Russ the article is not saying that at all. Although some think if they pay that sex should be on the bill as well. That is far from what the article is stating.

As far as “stereotyping” I don’t see it as that. Simply saying in courting a lady I believe the man should cover the bill. I don’t see that as a far fetched idea. Now if the lady chooses to pay then let her, but initially I believe the man should.
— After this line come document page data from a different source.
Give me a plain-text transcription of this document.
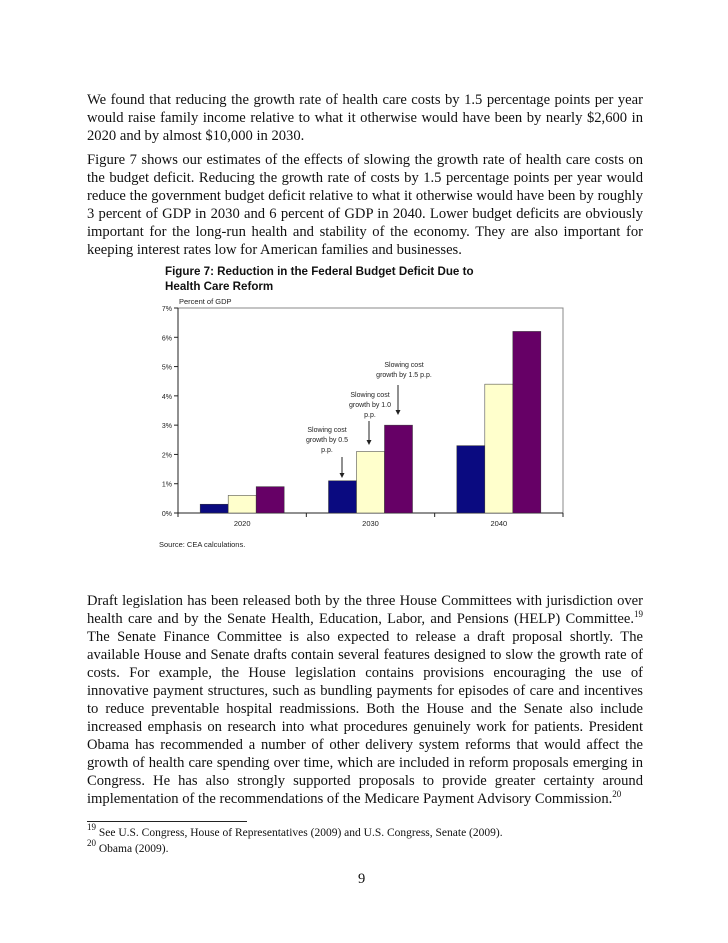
We found that reducing the growth rate of health care costs by 1.5 percentage points per year would raise family income relative to what it otherwise would have been by nearly $2,600 in 2020 and by almost $10,000 in 2030.

Figure 7 shows our estimates of the effects of slowing the growth rate of health care costs on the budget deficit. Reducing the growth rate of costs by 1.5 percentage points per year would reduce the government budget deficit relative to what it otherwise would have been by roughly 3 percent of GDP in 2030 and 6 percent of GDP in 2040. Lower budget deficits are obviously important for the long-run health and stability of the economy. They are also important for keeping interest rates low for American families and businesses.

Figure 7: Reduction in the Federal Budget Deficit Due to
Health Care Reform
0%
1%
2%
3%
4%
5%
6%
7%
Percent of GDP
2020	2030	2040
Slowing cost
growth by 0.5
p.p.
Slowing cost
growth by 1.0
p.p.
Slowing cost
growth by 1.5 p.p.
Source: CEA calculations.

Draft legislation has been released both by the three House Committees with jurisdiction over health care and by the Senate Health, Education, Labor, and Pensions (HELP) Committee.$^{19}$ The Senate Finance Committee is also expected to release a draft proposal shortly. The available House and Senate drafts contain several features designed to slow the growth rate of costs. For example, the House legislation contains provisions encouraging the use of innovative payment structures, such as bundling payments for episodes of care and incentives to reduce preventable hospital readmissions. Both the House and the Senate also include increased emphasis on research into what procedures genuinely work for patients. President Obama has recommended a number of other delivery system reforms that would affect the growth of health care spending over time, which are included in reform proposals emerging in Congress. He has also strongly supported proposals to provide greater certainty around implementation of the recommendations of the Medicare Payment Advisory Commission.$^{20}$

$^{19}$ See U.S. Congress, House of Representatives (2009) and U.S. Congress, Senate (2009).
$^{20}$ Obama (2009).
9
I bet if you poll this question to women, a great deal or I’ll say half will agree.

    on November 15, 2013

    I was raised to respect women. I was taught to hold doors open, and I was taught that men pay. However after a particularly nasty divorce, I have learned that many women only look at men as a walking pay check. They do not look at us as equals, and our courts don’t either, which is why few men get to be nothing more than a visitor to their children after a divorce. So until women start respecting men, if they expect the guy to pay for dinner, and give a little flirtation to lead the guy on, then all they are doing is prostituting themselves. Men would be better off just paying a hooker, because they know what they are getting.

on November 15, 2013

Do I think men should “pay” for dates? Not exactly. I do believe men should be the driver in the relationship, and if they asked me out, they should at least have some sort of plan. I’m not requiring the Palm here, so just figure out a decent place for us to sit and get to know each other and I’m fine.
I DO, however, really get annoyed by men throwing “feminism” in the argument as to why they don’t wanna pay. You don’t want to pay because…you don’t want to pay. That’s it. Own your choice. Feminism works both ways, you aren’t going to use it as an excuse to 1) Never be the persuant in anything and 2) Use my newfound autonomy to get some committment-free s3x while 3) Expecting me to be “Suzie Homemaker” when it’s convenient for you. I can’t tell you the number of men who have attempted to go Dutch with me on date one only to ask for a home-cooked meal for date two. Nope, not here. As long as “throw down in the kitchen and can keep a home” stays on your list of “wifey material” traits, “willingness to provide” will stay on mine.